By Alan Baldwin
LONDON (Reuters) – Formula One’s 46-year wait for a woman driver is likely to continue for some years but next week’s Miami Grand Prix could be a significant springboard for the all-female W Series, according to founder Catherine Bond Muir.
The single-seater championship, which uses F3 cars and partnered with Formula One in 2021, has expanded to 10 races and announced this week a multi-year live coverage deal with Britain’s Sky Sports pay television.
The season starts with back-to-back races at Miami’s Hard Rock Stadium.
“Unquestionably Miami is going to be the biggest race we’ve had,” Bond Muir told Reuters.
“The incoming commercial interest, and also the incoming media interest, is just like nothing we’ve had before.
“COTA (Austin’s Circuit of the Americas) last year was a great entrance into the (U.S.) market but hopefully Miami will be a springboard to significant more interest.”

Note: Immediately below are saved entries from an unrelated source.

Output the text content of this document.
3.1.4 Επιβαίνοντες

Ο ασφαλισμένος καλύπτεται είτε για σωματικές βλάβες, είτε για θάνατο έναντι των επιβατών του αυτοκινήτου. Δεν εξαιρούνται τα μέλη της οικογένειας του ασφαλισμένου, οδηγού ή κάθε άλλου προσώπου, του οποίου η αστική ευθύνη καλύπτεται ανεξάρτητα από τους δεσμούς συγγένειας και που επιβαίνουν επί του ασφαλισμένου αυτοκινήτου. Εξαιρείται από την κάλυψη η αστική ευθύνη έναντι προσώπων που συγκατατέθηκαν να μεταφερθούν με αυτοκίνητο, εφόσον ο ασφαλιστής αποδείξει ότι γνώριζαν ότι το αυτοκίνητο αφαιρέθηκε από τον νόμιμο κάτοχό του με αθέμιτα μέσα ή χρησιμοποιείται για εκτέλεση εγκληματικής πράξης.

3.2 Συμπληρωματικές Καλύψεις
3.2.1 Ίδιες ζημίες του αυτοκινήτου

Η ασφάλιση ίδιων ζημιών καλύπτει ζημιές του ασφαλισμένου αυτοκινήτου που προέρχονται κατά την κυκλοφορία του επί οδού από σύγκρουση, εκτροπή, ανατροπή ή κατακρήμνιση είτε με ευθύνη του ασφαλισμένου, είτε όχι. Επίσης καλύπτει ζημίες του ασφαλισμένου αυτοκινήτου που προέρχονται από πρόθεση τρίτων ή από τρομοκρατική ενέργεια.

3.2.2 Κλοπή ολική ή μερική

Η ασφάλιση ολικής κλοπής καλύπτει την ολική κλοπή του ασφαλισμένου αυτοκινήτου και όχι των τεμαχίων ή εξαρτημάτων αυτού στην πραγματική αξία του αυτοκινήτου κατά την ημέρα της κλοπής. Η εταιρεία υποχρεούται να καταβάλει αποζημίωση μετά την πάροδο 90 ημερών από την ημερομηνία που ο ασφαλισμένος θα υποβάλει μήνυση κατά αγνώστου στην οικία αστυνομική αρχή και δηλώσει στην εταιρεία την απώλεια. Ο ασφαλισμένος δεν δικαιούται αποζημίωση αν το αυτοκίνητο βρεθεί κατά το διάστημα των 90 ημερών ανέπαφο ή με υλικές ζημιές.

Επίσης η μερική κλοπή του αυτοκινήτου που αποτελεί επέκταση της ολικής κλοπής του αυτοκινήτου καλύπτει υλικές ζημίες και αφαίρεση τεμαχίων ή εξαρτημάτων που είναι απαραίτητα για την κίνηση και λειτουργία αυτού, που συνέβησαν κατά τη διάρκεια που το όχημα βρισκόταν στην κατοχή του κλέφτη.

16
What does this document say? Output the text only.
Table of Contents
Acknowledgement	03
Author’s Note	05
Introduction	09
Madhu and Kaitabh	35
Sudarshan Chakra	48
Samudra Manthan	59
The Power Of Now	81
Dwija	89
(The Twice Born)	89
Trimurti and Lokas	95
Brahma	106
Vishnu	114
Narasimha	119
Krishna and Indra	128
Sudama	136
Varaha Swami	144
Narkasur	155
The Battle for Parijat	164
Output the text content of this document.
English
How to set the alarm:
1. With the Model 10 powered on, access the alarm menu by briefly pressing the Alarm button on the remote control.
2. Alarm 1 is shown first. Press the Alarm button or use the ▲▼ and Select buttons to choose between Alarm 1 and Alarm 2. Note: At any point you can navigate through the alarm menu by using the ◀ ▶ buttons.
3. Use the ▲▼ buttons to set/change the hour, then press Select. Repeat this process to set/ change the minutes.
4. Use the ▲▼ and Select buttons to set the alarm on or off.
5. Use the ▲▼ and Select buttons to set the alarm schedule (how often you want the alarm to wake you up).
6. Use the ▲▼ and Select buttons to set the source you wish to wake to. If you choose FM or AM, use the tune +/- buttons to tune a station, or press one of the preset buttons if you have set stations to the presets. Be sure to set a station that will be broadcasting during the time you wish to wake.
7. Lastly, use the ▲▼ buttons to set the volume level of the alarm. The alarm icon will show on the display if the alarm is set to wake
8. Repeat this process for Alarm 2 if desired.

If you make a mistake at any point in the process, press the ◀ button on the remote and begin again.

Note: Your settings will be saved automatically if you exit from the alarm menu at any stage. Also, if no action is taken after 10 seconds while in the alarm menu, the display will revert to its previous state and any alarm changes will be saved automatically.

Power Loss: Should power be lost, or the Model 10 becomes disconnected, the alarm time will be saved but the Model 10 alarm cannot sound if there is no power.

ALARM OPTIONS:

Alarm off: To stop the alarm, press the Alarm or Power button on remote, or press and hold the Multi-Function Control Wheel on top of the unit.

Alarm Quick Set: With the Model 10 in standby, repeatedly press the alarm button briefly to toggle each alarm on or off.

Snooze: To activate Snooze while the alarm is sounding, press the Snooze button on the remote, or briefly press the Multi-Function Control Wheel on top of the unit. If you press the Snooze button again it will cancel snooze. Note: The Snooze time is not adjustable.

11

F1 broadcaster Sky has promised to promote the series, which will also remain available free-to-air as a highlights package on Channel Four, across its platforms and to create role models for young women.
“It’s very important to us. We want to use our voice and drive positive change in society but we want to inspire,” Sky’s director of Formula One Billy McGinty told Reuters after female presenters led its Emilia-Romagna Grand Prix weekend.
“We really believe that we have to be representative of our audience and society in general.”
Formula One has not had a woman start a race since Italian Lella Lombardi in 1976 and W Series was founded with a mission to help a female racer reach the top.
Britain’s Jamie Chadwick won the first two titles and the Williams development driver is returning for a third year after failing to secure a seat alongside the men higher up the motorsport ladder.
“I do believe that Jamie will get into Formula Three, Formula Two,” said Bond Muir. “I don’t know, but I do believe.
“It’s always going to be even harder for the women, and that’s just because in some quarters there’ll be scepticism about what their abilities are.
“We are not getting a driver into Formula One in the next three years,” she added. “I always hope I’m wrong but you can’t change the whole structure of motorsport overnight.”